Music is medicine.

This is the mantra by which Elexa Dawson lives her life everyday, even through a global pandemic. The Chase County-based singer/songwriter recently released a new single and took part in a virtual tribute concert in honor of the 50th anniversary of Carole King’s “Tapestry” album.

In her latest single, “New Song,” which was released April 1, Dawson said the song’s overall optimistic tone came to be upsetting to Dawson when she finished writing it last spring. At the time, COVID-19 had just hit and she was not feeling very optimistic.

“This song is a demonstration of that (mantra) because it wasn’t necessarily that I was feeling optimistic … but this was the medicine that needed to come out at the time,” Dawson said.

The song has had a positive community outreach and impact, getting airplay throughout the United States, as well as London, England and parts of Canada. Dawson credits her label, Lost Cowgirl Records, for doing an “excellent job” with pushing the song out so it is heard by individuals all over the world.

“I work with Lost Cowgirl Records on releases and they do the work of sending it out to radio shows and DJs and it’s been played all over the place,” Dawson said. “It’s doing really well and I’m happy with it. The video already has a ton of views and for our typical audience size it is doing really well.”

Many of Dawson’s songs have a theme of exploring her Indigenous roots — she is a member of the Citizen Potawatomi Nation — Dawson said her music helps the public obtain a greater understanding of the Potawatomi tribes, because it’s being made by a Potawatomi woman.

“This is what a Potawatomi woman looks like, whatever I look like that day,” Dawson said. “I kinda feel the same thing about this song. ... This song is inspired by relationships, resilience and the story that the Potawatomi carry. Especially from my nation, in Oklahoma, where we went through three forced removals, our whole story is resilience. Our whole story is one of adaptation.”

Throughout her music, Dawson often refers to the balance between humanity and nature. This balance between humanity and nature is brought up in her most recent song as well.

“We have seen what happened here on this land when people elevate themselves above the level of their siblings and not only siblings, but we are dependent upon the plants, were depending upon the animals, we are the ones who are pitiful in this case,” she said. “We have a habitat for ourselves here that is inheritable because of the way that we have elevated ourselves in a hierarchy. It’s not about having a zero impact, but it is about having a good impact. Not only are we supposed to impact our environment, but we’re supposed to improve it.”

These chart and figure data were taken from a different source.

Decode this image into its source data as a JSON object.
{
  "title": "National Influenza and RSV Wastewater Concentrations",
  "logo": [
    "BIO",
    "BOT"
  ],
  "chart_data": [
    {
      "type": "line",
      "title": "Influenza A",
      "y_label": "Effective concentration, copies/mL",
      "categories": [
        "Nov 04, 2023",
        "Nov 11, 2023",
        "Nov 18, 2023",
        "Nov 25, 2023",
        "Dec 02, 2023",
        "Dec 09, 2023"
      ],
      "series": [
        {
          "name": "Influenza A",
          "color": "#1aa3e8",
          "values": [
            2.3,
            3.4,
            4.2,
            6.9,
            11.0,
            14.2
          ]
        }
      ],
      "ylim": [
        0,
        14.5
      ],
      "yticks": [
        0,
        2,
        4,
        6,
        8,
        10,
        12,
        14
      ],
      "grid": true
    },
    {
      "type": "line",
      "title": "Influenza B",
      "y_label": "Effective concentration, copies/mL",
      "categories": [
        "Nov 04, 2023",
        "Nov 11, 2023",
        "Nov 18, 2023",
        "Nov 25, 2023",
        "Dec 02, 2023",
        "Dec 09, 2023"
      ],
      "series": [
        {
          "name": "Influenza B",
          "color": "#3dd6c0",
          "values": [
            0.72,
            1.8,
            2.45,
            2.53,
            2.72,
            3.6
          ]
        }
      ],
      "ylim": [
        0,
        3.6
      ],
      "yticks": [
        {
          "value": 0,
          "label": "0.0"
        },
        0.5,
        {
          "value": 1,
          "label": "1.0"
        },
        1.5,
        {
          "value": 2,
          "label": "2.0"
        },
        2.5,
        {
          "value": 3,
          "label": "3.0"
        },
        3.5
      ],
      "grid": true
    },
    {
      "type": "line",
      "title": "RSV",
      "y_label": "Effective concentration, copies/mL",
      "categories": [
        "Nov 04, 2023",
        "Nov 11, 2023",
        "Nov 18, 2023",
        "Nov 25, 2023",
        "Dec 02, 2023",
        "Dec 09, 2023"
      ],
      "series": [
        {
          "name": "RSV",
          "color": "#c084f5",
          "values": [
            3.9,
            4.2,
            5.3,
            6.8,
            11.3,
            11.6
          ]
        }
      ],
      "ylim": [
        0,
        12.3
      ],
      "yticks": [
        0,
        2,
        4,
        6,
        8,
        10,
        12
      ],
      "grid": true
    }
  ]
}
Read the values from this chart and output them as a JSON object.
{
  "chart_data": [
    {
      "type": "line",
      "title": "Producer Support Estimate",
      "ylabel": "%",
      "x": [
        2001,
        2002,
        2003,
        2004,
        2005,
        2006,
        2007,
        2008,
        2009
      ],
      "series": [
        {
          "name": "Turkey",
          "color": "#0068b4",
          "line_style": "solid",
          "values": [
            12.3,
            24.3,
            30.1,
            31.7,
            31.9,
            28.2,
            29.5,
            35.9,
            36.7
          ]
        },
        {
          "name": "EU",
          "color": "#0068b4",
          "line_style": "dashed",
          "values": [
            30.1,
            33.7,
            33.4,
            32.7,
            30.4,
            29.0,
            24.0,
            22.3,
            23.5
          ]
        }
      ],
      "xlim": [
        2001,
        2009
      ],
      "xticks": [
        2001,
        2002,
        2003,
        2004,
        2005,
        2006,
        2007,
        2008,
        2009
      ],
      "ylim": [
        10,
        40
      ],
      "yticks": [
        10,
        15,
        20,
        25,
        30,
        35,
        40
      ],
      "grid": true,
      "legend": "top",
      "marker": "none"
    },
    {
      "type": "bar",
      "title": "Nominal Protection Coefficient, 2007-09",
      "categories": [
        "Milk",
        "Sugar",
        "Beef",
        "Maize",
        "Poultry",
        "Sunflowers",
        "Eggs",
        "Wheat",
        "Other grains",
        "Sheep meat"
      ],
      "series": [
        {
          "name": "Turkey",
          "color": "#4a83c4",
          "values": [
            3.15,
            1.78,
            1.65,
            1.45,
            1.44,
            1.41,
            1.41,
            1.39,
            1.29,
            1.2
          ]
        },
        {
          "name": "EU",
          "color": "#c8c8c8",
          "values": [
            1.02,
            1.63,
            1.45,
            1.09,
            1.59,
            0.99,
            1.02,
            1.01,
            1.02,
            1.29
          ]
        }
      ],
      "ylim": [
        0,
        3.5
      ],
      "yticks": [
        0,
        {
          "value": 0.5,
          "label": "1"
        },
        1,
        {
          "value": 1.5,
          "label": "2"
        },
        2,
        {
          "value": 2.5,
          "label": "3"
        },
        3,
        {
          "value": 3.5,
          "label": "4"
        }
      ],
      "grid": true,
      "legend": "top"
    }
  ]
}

While Dawson often explores these themes in her music, she said “New Song” has a different composition than some of her earlier work. Collaborating with other musicians and adding in different instruments and musical elements give the song more more “fun” and “funky” feel to it.

“It feels a little fresher,” she said. “This is just something different.”

Dawson explored some different sounds in another collaborative project recently, with her rendition of Carole King’s “Where You Lead.” The performance was part of Heartland Song Network’s “Everlasting Vision: Carole King’s ‘Tapestry’ at 50 Tribute Concert.” The concert, which was pre-recorded and streamed on YouTube and Facebook on March 28, featured more than 15 musicians performing songs from King’s 1971 “Tapestry” album.

HSN, she said, is a fairly new organization comprised of songwriters from around the Midwest. This particular endeavor was organized by Stilwell-based musician Julie Hume who contacted Dawson about the project.

A lifelong fan of King’s music, Dawson said she knew she wanted to be involved in the project immediately — even though she didn’t know exactly what the project was right away.

“I just had half a minute to read [this email] and I responded to her and immediately I said, ‘I’m saying yes. I don’t know what this is, but put me down. I’m going to do it,’” she said. “These songs are so ubiquitous and are so good and people just love them. ... People know the songs by heart and know the words, and ‘Where You Lead’ was the theme for ‘Gilmore Girls,’ so a lot of people that maybe didn’t know who Carole King was, but love the song because of that.”

Dawson said she was recording for the tribute was done at Weights + Measures Soundlab in Kansas City, Mo., and overall, was a fun and meaningful experience.

Now, Dawson is focused on easing back into live performances.

“I get my second [COVID-19 vaccine] dose this week and I’ve done a couple here and there, just small things that were under the radar,” she said. “The thought that I won’t have to worry, ‘Is it inside or outside? What if it rains?’ It was so hard at the beginning of this to just figure out how to make these things work. To feel like all of that might be past us is huge.”